Today, the probable site of the battle – we can’t entirely be sure – is marked by a museum called the Varusschlacht Museum (Literally ‘Varus Battle Museum’, named after the loyal Roman commander). 

The highlights here are the finds – made all the more eerie by the knowledge that they were looted and discarded from the legionaries in the hours following the ambush. 

German Romanticism Museum

Frankfurt, Hesse

The Romantic era of art, music and literature is one of Germany’s greatest cultural gifts to the world, encompassing the work of poets such as Goethe and Schiller, composers like Beethoven and artists in the vein of Caspar David Friedrich.

Established in 2021 next to the house where Johann Wolfgang von Goethe was born, the German Romanticism Museum is the world’s largest collection of objects related to the Romantic movement. 

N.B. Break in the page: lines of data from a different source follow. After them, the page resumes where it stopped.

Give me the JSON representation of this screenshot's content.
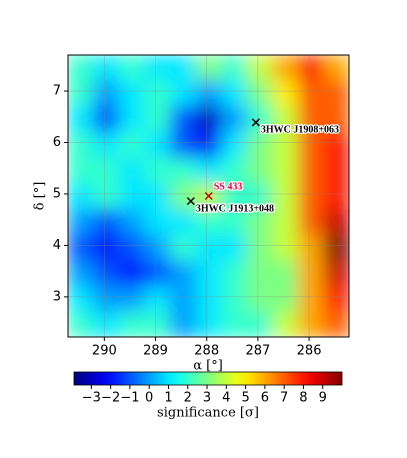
{
  "chart_data": {
    "type": "heatmap",
    "xlabel": "α [°]",
    "ylabel": "δ [°]",
    "xlim": [
      290.71,
      285.22
    ],
    "ylim": [
      2.22,
      7.7
    ],
    "xticks": [
      290,
      289,
      288,
      287,
      286
    ],
    "yticks": [
      3,
      4,
      5,
      6,
      7
    ],
    "grid": true,
    "x": [
      290.46,
      289.96,
      289.46,
      288.96,
      288.46,
      287.96,
      287.46,
      286.96,
      286.46,
      285.96,
      285.46
    ],
    "y": [
      7.45,
      6.95,
      6.45,
      5.95,
      5.45,
      4.95,
      4.45,
      3.95,
      3.45,
      2.95,
      2.45
    ],
    "z": [
      [
        2,
        1,
        2,
        1,
        1,
        3,
        2,
        4,
        6,
        8,
        6
      ],
      [
        2,
        0,
        1,
        2,
        1,
        0,
        1,
        3,
        5,
        7,
        7
      ],
      [
        1,
        -1,
        1,
        2,
        -1,
        -3,
        0,
        2,
        4,
        7,
        7
      ],
      [
        2,
        1,
        2,
        1,
        -1,
        -2,
        1,
        3,
        4,
        7,
        8
      ],
      [
        2,
        2,
        1,
        2,
        2,
        1,
        2,
        3,
        4,
        7,
        8
      ],
      [
        1,
        2,
        1,
        1,
        3,
        4,
        2,
        2,
        4,
        7,
        8
      ],
      [
        0,
        -1,
        0,
        1,
        1,
        2,
        2,
        3,
        4,
        7,
        9
      ],
      [
        -1,
        -2,
        -1,
        0,
        2,
        1,
        1,
        3,
        4,
        6,
        10
      ],
      [
        0,
        -1,
        -2,
        -1,
        0,
        1,
        2,
        3,
        3,
        6,
        9
      ],
      [
        1,
        0,
        0,
        1,
        0,
        1,
        2,
        3,
        3,
        6,
        8
      ],
      [
        2,
        1,
        2,
        2,
        0,
        1,
        2,
        2,
        4,
        6,
        7
      ]
    ],
    "markers": [
      {
        "name": "3HWC J1908+063",
        "x": 287.04,
        "y": 6.39,
        "color": "#000000",
        "label_color": "#000000"
      },
      {
        "name": "SS 433",
        "x": 287.96,
        "y": 4.96,
        "color": "#cc0000",
        "label_color": "#e8003a"
      },
      {
        "name": "3HWC J1913+048",
        "x": 288.31,
        "y": 4.86,
        "color": "#000000",
        "label_color": "#000000"
      }
    ],
    "colorbar": {
      "label": "significance [σ]",
      "colormap": "jet",
      "lim": [
        -3.9,
        10
      ],
      "ticks": [
        {
          "value": -3,
          "label": "−3"
        },
        {
          "value": -2,
          "label": "−2"
        },
        {
          "value": -1,
          "label": "−1"
        },
        0,
        1,
        2,
        3,
        4,
        5,
        6,
        7,
        8,
        9
      ]
    }
  }
}
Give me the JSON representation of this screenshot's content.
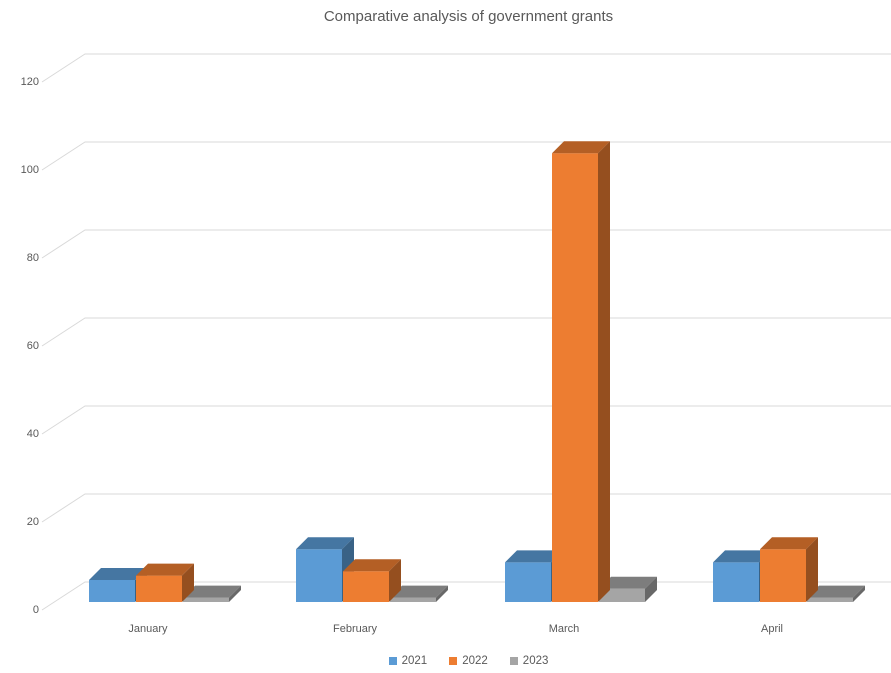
{
  "chart_data": {
    "type": "bar",
    "subtype": "3d-clustered-column",
    "title": "Comparative analysis of government grants",
    "categories": [
      "January",
      "February",
      "March",
      "April"
    ],
    "series": [
      {
        "name": "2021",
        "color": "#5B9BD5",
        "values": [
          5,
          12,
          9,
          9
        ]
      },
      {
        "name": "2022",
        "color": "#ED7D31",
        "values": [
          6,
          7,
          102,
          12
        ]
      },
      {
        "name": "2023",
        "color": "#A5A5A5",
        "values": [
          1,
          1,
          3,
          1
        ]
      }
    ],
    "xlabel": "",
    "ylabel": "",
    "ylim": [
      0,
      120
    ],
    "ytick_step": 20,
    "yticks": [
      0,
      20,
      40,
      60,
      80,
      100,
      120
    ],
    "grid": true,
    "legend_position": "bottom",
    "text_color": "#595959",
    "gridline_color": "#D9D9D9",
    "background_color": "#FFFFFF"
  }
}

In addition to artefacts from some of the greatest names in German romanticism, in 2024, you’ll find a major exhibition exploring Goethe’s controversial 1774 novel, ‘The Sorrows of Young Werther’, and another on the forest as depicted as dark and dramatic in the art of the period. 

Gutenberg Castle

Haßmersheim, Baden-Württemberg

Sometimes being a smaller castle is a good thing. The relatively small size and location of Guttenburg Castle, above the River Neckar near Heilbronn, protected it from war and damage over eight hundred years – it’s now the best preserved Staufer-era castle in the country.

While the castle is still occupied by the Barons of Gemmingen-Guttenberg, the castle now also contains a museum, that uses the remarkably well-preserved castle interiors to explore centuries of its history – and the individuals that passed through it.

After you’ve explored the museum—and the current exhibition that uses Lego to document life in the Middle Ages —it’s also possible to eat at the castle’s tavern and stay overnight!